Environ 60 militants de 18 pays d’Afrique, Asie, Europe et Amérique ont participé à cette activité qui a également abordé les Traités Internationaux qui concernent les droits des paysans et ce qui lie les Entreprises et les Droits de l’Homme.

À ce sujet Scalabrin fait remarquer que la Via dénonce « la structure de l’impunité qui fait en sorte que les entreprises du capital privé contrôlent l’État et approuvent les lois, créent des institutions pour répondre à leurs intérêts, au détriment des biens communs et des droits humains ». C’est-à-dire qu’il est nécessaire que les États établissent une « responsabilité légale des entreprises pour leurs actions ou leurs omissions quand elles violent les droits de l’homme dans les pays ».

Ci-dessous l’intégralité de l’interview

Page MST : Un des centres du débat a été la criminalisation des mouvements. Quelles actions ont été prévues pour assurer la coordination internationale à partir de la Via ?

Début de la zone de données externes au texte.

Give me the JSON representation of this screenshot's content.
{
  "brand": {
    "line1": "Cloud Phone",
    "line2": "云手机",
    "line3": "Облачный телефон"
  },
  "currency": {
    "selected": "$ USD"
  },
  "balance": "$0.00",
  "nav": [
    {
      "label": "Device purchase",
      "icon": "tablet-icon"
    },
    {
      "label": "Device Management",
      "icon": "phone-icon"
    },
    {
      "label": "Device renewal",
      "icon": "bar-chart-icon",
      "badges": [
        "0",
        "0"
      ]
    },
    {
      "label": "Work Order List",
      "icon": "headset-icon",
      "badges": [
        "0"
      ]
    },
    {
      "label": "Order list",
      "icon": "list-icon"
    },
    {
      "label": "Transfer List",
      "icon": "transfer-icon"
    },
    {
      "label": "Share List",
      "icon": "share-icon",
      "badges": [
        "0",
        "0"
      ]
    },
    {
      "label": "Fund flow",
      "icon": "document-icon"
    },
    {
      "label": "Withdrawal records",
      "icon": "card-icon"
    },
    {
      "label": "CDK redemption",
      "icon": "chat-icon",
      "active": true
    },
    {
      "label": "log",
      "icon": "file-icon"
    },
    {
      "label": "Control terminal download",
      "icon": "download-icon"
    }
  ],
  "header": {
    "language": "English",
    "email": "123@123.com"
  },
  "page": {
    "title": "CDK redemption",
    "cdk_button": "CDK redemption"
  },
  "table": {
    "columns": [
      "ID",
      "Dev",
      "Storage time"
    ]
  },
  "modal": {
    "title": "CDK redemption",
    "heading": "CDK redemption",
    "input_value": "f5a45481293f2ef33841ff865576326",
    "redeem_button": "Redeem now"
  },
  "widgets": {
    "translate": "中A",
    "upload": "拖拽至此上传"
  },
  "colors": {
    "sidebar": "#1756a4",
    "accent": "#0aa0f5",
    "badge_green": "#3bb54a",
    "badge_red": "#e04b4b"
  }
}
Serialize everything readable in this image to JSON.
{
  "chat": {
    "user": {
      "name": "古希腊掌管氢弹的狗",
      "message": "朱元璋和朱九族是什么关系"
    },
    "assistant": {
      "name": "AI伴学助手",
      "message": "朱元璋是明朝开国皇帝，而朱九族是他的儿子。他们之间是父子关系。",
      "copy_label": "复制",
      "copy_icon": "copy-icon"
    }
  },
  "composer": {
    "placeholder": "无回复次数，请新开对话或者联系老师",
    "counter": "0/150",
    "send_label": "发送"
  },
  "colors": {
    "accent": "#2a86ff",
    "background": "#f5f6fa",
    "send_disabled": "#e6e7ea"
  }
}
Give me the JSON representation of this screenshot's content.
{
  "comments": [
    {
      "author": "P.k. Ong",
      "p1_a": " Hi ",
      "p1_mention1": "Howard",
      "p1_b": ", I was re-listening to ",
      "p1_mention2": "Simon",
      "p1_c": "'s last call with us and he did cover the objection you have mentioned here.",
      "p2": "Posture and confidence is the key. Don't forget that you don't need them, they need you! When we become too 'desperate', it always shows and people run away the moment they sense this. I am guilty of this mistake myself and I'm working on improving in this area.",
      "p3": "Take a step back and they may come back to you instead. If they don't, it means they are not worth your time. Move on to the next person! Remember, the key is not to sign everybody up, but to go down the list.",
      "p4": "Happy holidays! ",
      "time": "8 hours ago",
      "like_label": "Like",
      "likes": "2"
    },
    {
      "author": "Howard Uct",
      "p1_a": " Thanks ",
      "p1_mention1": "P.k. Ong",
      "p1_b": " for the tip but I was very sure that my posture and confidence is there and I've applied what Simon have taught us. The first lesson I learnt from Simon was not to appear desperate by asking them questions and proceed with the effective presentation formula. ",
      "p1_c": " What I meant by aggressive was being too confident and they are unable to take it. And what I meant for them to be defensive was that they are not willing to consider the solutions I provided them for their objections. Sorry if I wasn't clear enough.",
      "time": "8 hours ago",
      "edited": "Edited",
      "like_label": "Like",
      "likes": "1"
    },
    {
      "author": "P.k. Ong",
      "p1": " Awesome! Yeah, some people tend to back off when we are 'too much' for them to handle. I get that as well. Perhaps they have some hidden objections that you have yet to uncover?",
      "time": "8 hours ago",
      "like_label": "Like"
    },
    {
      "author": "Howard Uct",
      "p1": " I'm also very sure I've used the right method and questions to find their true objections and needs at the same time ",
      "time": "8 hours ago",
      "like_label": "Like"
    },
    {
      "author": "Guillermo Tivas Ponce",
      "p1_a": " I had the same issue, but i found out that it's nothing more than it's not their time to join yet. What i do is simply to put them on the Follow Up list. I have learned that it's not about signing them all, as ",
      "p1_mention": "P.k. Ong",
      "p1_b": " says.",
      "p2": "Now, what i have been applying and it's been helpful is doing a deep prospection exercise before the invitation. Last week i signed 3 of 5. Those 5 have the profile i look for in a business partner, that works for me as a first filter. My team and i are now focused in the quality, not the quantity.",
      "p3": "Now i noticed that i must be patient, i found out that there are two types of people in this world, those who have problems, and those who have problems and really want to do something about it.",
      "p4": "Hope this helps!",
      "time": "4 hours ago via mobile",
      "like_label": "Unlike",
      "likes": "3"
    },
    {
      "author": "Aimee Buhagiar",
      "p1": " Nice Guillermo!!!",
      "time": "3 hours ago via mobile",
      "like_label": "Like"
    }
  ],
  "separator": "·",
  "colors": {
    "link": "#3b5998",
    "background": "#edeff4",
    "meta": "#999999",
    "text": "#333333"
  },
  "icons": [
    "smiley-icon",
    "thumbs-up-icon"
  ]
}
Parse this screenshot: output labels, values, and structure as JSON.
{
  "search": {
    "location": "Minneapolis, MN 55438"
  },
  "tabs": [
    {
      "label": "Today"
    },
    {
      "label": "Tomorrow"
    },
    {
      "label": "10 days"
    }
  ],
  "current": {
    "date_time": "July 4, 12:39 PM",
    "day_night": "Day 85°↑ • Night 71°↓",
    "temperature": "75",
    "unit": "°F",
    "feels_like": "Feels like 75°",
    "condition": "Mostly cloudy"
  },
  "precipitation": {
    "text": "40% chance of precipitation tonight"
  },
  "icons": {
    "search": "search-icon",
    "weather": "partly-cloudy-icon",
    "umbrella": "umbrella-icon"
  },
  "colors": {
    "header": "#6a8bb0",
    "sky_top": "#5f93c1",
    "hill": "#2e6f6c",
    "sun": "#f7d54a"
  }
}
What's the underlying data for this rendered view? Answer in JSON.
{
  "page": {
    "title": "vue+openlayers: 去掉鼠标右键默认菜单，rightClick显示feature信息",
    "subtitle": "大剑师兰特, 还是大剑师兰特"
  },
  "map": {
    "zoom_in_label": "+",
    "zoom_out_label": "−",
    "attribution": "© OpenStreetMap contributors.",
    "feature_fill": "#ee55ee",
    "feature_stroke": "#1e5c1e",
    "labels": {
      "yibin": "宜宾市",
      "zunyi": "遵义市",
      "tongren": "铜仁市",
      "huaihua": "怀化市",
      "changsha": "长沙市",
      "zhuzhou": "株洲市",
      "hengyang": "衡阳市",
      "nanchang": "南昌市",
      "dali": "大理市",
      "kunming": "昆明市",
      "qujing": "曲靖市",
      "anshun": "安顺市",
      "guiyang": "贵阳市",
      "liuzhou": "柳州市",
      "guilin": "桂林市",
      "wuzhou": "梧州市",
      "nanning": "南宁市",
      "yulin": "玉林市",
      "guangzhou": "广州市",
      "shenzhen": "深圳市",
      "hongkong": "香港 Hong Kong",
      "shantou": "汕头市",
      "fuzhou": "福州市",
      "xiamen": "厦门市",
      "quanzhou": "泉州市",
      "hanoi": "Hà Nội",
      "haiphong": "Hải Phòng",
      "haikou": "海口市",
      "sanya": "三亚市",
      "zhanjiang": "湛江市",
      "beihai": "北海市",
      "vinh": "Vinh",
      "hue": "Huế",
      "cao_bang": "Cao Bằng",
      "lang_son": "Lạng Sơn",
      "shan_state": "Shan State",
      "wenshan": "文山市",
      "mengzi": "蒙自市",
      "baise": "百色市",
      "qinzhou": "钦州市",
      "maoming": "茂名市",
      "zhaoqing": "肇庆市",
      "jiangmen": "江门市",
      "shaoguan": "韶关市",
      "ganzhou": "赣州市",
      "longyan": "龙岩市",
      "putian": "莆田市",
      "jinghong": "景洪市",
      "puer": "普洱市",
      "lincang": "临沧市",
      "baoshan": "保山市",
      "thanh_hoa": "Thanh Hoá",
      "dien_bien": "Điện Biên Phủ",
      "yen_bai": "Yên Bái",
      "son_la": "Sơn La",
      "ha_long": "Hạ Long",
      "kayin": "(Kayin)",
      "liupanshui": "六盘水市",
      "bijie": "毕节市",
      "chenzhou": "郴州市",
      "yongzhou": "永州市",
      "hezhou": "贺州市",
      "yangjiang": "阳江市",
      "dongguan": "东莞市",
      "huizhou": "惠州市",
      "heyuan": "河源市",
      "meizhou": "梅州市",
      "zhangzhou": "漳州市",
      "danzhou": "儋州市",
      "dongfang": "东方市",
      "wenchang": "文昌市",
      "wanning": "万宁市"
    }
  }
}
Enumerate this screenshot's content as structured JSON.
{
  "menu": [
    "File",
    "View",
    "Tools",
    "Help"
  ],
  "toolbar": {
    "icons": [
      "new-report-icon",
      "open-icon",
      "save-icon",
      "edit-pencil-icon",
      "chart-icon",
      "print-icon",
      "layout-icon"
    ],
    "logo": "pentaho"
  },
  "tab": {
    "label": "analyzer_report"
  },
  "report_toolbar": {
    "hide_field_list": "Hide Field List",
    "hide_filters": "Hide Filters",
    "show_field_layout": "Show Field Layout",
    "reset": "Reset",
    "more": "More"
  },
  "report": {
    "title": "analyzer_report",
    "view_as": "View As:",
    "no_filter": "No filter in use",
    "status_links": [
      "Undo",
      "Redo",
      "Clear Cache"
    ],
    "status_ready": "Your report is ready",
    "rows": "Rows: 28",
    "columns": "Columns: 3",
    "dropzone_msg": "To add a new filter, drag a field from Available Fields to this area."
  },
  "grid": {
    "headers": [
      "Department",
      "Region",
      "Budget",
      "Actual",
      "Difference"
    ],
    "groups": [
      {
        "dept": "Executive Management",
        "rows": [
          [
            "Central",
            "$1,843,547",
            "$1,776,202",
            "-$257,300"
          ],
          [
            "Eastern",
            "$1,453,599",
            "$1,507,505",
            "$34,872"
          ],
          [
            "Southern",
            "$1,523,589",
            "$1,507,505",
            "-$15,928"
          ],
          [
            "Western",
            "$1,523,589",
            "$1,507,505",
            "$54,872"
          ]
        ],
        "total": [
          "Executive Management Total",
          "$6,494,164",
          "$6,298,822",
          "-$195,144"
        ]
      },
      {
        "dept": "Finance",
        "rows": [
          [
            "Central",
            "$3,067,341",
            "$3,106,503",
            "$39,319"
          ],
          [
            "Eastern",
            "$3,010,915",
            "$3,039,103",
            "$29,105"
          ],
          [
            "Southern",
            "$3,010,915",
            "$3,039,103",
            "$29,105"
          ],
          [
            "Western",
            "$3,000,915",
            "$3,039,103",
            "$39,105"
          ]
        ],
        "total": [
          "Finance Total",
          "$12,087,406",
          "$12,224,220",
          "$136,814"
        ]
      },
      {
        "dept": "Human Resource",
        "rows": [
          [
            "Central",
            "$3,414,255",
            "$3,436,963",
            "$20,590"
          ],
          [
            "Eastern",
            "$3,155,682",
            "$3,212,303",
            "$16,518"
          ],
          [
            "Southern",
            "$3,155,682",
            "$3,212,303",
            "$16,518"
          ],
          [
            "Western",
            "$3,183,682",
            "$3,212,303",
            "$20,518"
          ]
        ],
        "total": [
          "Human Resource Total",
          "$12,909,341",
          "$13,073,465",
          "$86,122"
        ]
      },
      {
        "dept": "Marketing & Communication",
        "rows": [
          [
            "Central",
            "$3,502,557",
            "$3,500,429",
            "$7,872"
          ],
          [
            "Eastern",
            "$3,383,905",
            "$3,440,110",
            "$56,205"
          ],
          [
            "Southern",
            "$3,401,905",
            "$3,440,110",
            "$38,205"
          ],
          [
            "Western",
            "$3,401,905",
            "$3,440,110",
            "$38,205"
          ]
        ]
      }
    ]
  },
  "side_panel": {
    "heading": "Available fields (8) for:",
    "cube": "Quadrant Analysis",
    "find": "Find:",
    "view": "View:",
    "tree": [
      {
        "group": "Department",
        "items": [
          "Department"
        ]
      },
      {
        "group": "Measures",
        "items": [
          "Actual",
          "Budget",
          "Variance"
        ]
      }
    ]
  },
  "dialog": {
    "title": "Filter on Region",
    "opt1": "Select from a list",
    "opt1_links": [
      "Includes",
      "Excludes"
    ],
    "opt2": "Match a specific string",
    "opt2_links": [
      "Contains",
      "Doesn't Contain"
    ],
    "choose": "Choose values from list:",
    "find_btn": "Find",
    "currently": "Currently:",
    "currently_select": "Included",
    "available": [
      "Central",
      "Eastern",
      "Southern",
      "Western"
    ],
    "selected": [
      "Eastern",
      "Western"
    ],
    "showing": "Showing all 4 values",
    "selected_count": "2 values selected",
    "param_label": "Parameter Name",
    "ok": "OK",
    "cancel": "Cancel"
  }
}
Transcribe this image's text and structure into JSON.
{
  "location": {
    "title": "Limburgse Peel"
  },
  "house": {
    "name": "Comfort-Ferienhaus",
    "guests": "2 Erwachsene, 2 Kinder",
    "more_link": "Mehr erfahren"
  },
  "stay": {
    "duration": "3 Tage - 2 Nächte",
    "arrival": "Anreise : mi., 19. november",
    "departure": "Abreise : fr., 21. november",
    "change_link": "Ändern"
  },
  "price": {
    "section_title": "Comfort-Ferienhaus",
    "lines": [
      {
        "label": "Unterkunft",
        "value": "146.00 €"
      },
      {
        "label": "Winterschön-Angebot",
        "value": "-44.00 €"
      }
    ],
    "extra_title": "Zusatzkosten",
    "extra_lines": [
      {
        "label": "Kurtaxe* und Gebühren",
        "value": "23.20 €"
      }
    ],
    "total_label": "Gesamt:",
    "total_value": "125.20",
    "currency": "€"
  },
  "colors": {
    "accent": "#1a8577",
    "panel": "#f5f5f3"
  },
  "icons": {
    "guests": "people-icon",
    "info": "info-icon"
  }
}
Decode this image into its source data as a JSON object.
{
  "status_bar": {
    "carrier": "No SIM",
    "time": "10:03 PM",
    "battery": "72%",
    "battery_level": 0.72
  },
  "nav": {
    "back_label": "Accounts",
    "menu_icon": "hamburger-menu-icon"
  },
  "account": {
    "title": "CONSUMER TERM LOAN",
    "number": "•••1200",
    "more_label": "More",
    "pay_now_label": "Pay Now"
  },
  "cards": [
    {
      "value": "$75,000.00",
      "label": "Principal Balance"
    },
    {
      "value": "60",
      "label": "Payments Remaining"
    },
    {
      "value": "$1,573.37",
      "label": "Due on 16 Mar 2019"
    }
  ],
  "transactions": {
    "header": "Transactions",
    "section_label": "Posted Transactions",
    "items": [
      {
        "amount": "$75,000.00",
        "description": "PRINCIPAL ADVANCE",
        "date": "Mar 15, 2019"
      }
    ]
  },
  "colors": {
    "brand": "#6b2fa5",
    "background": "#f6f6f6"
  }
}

Leandro Scalabrin : Les informations apportées par les participants à la Rencontre montrent qu’il existe un grand nombre de paysans et paysannes emprisonnés, et aussi de nombreux cas de disparitions, d’exils involontaires, de violences et de processus criminels sur tous les continents. Il s’agit d’une vague de criminalisation des personnes et des mouvements qui font partie de la Via Campesina. Des emprisonnements politiques de personnes qui s’organisent pour réclamer leurs droits et qui sont traitées comme des criminels.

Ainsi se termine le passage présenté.